Bradley Vierling

No. 60
- Position: Center

Personal information
- Born: May 18, 1986 (age 40) Warminster, Pennsylvania
- Listed height: 6 ft 3 in (1.91 m)
- Listed weight: 290 lb (132 kg)

Career information
- College: Vanderbilt
- NFL draft: 2010: undrafted

Career history
- Pittsburgh Steelers (2010)*; Jacksonville Jaguars (2010–2011)*;
- * Offseason or practice squad member only
- Stats at Pro Football Reference

= Bradley Vierling =

American football player (born 1986)

Bradley Lewis Vierling (born May 18, 1986) is an American former football center. He played college football at Vanderbilt. He played in the NFL with the Pittsburgh Steelers and Jacksonville Jaguars.

==Early life==
Vierling attended Central Bucks East High School as a three-year starter at offensive tackle and also started at defensive tackle and defensive end his during his junior and senior seasons. He was named second-team all-state as a senior and earned letters in basketball and track and field.

==College==
At Vanderbilt, Vierling was a three time letterman and two-year starter, ending career with 25 consecutive starts. He also served as team captain in final two seasons and was member of 2008-09 SEC Academic Honor Roll. He started all 12 games as a senior and received team's postseason Offensive Lineman of the Year award.

==Professional career==
===Pittsburgh Steelers===
Vierling was originally signed as an undrafted rookie by the Pittsburgh Steelers on April 27, 2010, however the team placed him on waivers on June 15.
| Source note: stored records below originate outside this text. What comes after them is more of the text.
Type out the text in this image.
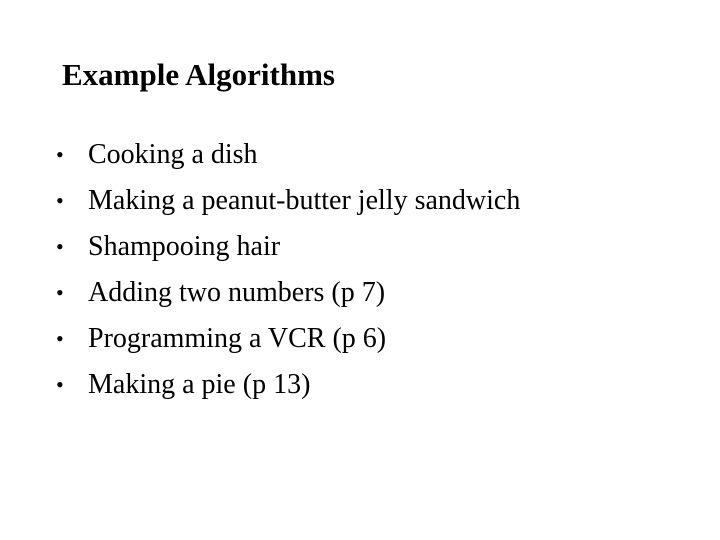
Example Algorithms
• Cooking a dish
• Making a peanut-butter jelly sandwich
• Shampooing hair
• Adding two numbers (p 7)
• Programming a VCR (p 6)
• Making a pie (p 13)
===Jacksonville Jaguars===
On August 31, 2010, he was signed by the Jacksonville Jaguars as a free agent. He was waived on September 3, however he was later assigned to the club's practice squad on September 6, 2010. On February 7, 2011, he was signed to a contract for the 2011 season. Vierling was released from the practice squad on December 30, 2011.

===Pittsburgh Steelers (second stint)===
On April 23, 2012, he was re-signed by the Pittsburgh Steelers.